Well, it actually happens in the background, so you don’t have to do
it yourself. Otherwise it will be very inconvenient for the website
users if they had to somehow do this themselves.
However, we will see how to generate client certificate
to connect to the Kubernetes API server in the following lectures.
Now I mentioned that when a server gets a certificate signed
by CA Client will validate and see that the
signature is valid. But how does the browser
know that the CA that signed the certificate is
a legitimate one? Because the hacker could have created their
own CA and issued the certificate for their
public key. So how is client able to validate that
the signature is valid?
Well, there is actually an official list of all authorized and acknowledged CAs. And these CAs are trusted organizations that issue digital certificates.
And each modern operating system
has a list of such CAs already packaged inside.
That’s where browsers can verify whether the CA is trusted or not.
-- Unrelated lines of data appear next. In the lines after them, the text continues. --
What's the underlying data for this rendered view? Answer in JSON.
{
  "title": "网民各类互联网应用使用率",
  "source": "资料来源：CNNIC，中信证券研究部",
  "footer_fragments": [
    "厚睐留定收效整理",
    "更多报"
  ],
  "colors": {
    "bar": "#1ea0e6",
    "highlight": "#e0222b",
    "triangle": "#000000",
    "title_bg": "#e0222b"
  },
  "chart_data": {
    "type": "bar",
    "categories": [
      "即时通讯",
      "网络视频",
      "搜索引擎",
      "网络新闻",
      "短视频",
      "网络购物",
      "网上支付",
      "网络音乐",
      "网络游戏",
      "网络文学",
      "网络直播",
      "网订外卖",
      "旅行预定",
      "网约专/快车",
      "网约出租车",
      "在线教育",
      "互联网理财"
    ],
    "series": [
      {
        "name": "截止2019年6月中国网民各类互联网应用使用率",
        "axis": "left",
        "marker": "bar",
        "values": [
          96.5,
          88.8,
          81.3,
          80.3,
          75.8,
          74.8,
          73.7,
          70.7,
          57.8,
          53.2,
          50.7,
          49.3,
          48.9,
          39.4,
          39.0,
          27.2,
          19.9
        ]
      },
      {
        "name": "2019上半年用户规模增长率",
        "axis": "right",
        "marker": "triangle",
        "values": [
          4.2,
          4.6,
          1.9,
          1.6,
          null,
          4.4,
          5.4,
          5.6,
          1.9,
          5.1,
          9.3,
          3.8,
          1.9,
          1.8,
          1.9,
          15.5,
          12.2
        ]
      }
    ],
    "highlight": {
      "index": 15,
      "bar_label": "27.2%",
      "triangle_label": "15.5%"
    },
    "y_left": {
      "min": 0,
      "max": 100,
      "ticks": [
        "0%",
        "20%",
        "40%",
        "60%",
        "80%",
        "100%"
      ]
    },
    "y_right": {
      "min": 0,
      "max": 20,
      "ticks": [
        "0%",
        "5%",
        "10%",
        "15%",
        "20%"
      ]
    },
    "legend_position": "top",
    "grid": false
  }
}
So when you see the hacker’s website, it will have a certificate that certifies the ownership of the website, but it won’t be signed by the trusted ca.
And when the browser sees that, most browsers
will give you a warning saying insecure certificate, meaning it
was not signed by a known or trusted CA.
One of the CAs on that official list, it was signed by an
unknown source, which can be hacker’s own CA that hacker
generated and used to issue the certificate. This is
also called a self signed certificate.
Self Signed Certificates
Now how do we actually create this key for the server for our application and get a certificate from a ca? Well there are actually simple command line tools such as Open SSL that give you commands to do it.
Using this tool we can generate a private key and then using that key we can generate a certificate signing request with a public key
inside which we will then send to the CA for signing.
So we have the private and public key pair, but one, the public key to be certified by a trusted CA so that clients will accept it.
CA will then actually certify
the details of your website, company, domain name ownership,
et cetera, all the data that you entered. And if everything
is fine, they will issue a signed certificate and send it
back to you.
So if the hacker tried to get the certificate signed
by the ca, they will fail in the information validation
stage and won’t get the certificate from the ca.
So that’s how the whole process works. And this whole infrastructure with
the process of issuing, validating, maintaining certificates,
as well as all the CAs involved, servers, keys,
etc. Is called a Public Key Infrsastructure (PKI).